Lorsque l’on est dans la phase amoureuse, la production hormonale d’ocytocines et d’endorphines donne l’impression de voir la vie en rose. C’est exactement le cas : le jugement est altéré, la lucidité aussi. On choisit délibérément de ne retenir que ce qui colle avec notre désir de voir en l’autre la perfection incarnée. Ses défauts deviennent « du caractère », les détails triviaux sont momentanément gommés. Mais lorsque la relation s’installe et que la production hormonale s’apaise, les lunettes roses tombent et la réalité s’impose à nouveau : il ne range jamais ses chaussettes et il ronfle, elle est tout le temps en insécurité et elle se ronge les ongles.
Cette redécouverte de l’autre dans sa réalité et non plus dans notre idéal fantasmé, admettre que l’âme sœur est un individu indépendant, tout cela demande de faire des ajustements, d’accepter de renoncer à un conte de fée afin de pouvoir vivre une belle histoire. Pour cela, le recours à une thérapie prémaritale peut s’avérer une excellente idée. L’échange des idées, des points de vue, l’expression des ressentis, les questions posées en présence d’un tiers neutre qui accompagne est le gage d’un cadre sécurisant dans lequel chacun des partenaires sait qu’il peut tout dire et tout entendre, sans rapport de force ni jugement.
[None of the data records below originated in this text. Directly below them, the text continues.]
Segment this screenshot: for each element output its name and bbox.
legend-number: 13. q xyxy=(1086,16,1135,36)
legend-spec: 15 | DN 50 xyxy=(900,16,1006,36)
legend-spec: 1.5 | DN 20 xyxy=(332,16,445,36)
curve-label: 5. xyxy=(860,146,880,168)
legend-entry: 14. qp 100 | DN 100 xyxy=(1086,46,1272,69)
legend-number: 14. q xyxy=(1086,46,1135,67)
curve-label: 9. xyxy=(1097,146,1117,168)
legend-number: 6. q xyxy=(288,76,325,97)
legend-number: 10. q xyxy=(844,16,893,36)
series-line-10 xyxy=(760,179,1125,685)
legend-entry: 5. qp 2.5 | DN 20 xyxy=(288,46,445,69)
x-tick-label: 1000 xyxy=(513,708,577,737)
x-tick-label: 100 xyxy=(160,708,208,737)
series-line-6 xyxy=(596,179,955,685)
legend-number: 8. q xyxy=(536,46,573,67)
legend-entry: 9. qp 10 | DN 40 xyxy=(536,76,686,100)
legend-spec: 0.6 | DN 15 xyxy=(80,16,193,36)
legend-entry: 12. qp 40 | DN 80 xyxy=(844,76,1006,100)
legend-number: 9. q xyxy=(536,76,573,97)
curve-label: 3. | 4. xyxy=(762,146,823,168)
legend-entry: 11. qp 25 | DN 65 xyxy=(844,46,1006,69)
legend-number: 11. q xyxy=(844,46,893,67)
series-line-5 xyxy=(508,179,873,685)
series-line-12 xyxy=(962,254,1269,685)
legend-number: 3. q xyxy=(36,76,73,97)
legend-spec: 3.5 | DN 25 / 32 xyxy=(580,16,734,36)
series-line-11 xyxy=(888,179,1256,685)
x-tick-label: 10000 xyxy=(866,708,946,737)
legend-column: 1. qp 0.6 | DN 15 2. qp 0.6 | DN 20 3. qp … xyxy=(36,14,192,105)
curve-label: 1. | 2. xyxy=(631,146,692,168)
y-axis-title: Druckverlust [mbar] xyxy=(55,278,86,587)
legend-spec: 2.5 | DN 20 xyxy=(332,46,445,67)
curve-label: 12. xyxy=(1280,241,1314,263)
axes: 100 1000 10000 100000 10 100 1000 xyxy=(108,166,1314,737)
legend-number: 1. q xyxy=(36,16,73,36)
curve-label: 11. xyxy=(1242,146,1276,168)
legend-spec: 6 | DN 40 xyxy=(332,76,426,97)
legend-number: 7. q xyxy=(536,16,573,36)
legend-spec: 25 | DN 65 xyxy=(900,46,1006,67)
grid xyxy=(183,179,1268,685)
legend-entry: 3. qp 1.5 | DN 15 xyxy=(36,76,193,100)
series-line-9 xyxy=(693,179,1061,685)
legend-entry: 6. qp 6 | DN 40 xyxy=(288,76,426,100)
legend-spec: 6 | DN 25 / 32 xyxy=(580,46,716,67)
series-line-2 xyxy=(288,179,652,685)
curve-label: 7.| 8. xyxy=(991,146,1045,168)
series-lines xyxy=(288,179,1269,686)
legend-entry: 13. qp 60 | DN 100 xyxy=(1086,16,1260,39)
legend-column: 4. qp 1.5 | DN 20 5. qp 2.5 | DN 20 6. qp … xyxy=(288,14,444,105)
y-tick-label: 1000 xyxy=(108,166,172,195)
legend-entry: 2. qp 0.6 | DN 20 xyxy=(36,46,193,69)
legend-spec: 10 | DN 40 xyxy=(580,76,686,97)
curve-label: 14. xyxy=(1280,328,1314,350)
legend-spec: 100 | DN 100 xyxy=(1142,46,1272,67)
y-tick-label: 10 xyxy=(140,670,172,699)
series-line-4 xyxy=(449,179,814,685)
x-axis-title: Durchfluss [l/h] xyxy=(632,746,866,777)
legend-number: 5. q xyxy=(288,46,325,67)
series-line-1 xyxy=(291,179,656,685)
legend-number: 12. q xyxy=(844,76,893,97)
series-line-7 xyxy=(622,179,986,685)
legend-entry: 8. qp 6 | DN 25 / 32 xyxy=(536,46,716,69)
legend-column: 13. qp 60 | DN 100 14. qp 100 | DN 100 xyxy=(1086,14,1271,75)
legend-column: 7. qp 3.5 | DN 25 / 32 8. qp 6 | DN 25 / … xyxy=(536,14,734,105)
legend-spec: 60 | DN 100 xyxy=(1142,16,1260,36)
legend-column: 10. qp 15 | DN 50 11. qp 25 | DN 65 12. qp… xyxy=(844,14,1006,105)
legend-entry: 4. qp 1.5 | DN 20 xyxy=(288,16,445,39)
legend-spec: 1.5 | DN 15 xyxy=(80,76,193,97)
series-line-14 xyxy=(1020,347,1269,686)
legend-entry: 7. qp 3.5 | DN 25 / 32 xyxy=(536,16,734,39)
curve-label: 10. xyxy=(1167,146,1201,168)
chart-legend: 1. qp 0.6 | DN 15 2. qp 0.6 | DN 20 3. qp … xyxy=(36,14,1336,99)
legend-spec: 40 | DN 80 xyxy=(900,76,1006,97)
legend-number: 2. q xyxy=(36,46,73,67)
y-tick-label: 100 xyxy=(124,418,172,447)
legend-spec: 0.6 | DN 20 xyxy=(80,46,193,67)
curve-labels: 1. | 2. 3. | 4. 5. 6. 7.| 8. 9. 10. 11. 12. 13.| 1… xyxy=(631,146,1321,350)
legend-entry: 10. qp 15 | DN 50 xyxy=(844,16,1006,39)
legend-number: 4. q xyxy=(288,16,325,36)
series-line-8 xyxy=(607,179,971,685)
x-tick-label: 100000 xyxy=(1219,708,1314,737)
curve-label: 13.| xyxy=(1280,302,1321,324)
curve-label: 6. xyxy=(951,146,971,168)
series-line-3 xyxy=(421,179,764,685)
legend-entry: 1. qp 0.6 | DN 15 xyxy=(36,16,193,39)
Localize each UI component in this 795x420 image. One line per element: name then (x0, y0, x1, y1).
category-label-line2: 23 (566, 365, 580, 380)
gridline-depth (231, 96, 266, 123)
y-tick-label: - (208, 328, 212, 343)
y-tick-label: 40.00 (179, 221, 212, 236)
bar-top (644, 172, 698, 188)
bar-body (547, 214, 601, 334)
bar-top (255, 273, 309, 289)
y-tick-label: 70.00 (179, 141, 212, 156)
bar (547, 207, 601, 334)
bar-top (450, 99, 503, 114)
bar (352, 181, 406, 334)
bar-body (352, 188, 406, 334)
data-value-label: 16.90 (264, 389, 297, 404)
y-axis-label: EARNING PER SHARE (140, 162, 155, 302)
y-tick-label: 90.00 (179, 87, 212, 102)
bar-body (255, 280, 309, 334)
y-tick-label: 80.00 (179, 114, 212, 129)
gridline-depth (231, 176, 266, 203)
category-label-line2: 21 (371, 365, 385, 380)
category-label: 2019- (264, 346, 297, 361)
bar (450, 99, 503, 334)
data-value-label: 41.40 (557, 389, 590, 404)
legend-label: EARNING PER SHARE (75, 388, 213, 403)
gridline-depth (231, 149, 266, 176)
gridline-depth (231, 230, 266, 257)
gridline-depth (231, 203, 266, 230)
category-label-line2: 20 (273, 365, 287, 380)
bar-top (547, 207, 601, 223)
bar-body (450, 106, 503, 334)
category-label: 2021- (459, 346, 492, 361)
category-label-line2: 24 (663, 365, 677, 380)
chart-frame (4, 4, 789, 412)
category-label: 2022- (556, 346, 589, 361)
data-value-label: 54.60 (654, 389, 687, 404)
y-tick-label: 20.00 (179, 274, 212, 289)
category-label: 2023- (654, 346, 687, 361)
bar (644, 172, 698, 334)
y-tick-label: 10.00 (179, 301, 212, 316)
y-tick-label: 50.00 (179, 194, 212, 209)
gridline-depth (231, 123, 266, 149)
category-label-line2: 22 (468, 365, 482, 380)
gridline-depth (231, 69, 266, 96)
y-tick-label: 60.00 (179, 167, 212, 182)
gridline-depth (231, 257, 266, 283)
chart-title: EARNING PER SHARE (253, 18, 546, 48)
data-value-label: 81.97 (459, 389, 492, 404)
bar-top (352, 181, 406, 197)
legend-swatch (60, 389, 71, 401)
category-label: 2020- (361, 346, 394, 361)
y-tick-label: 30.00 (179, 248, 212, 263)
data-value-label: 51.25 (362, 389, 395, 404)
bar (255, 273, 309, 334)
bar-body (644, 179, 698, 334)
Personnellement, outre les conseils et observations, je mets à la disposition des couples qui viennent dans mon cabinet des outils et des exercices qu’ils peuvent emporter chez eux afin d’être rapidement autonomes.
Même lorsque l’on est en couple depuis longtemps, un changement de statut tel qu’un mariage, l’arrivée d’un enfant ou une expatriation signifie une modification en profondeur qui affecte les deux partenaires. Il est donc important d’en prendre conscience et, ensemble, de préparer ce tournant à négocier.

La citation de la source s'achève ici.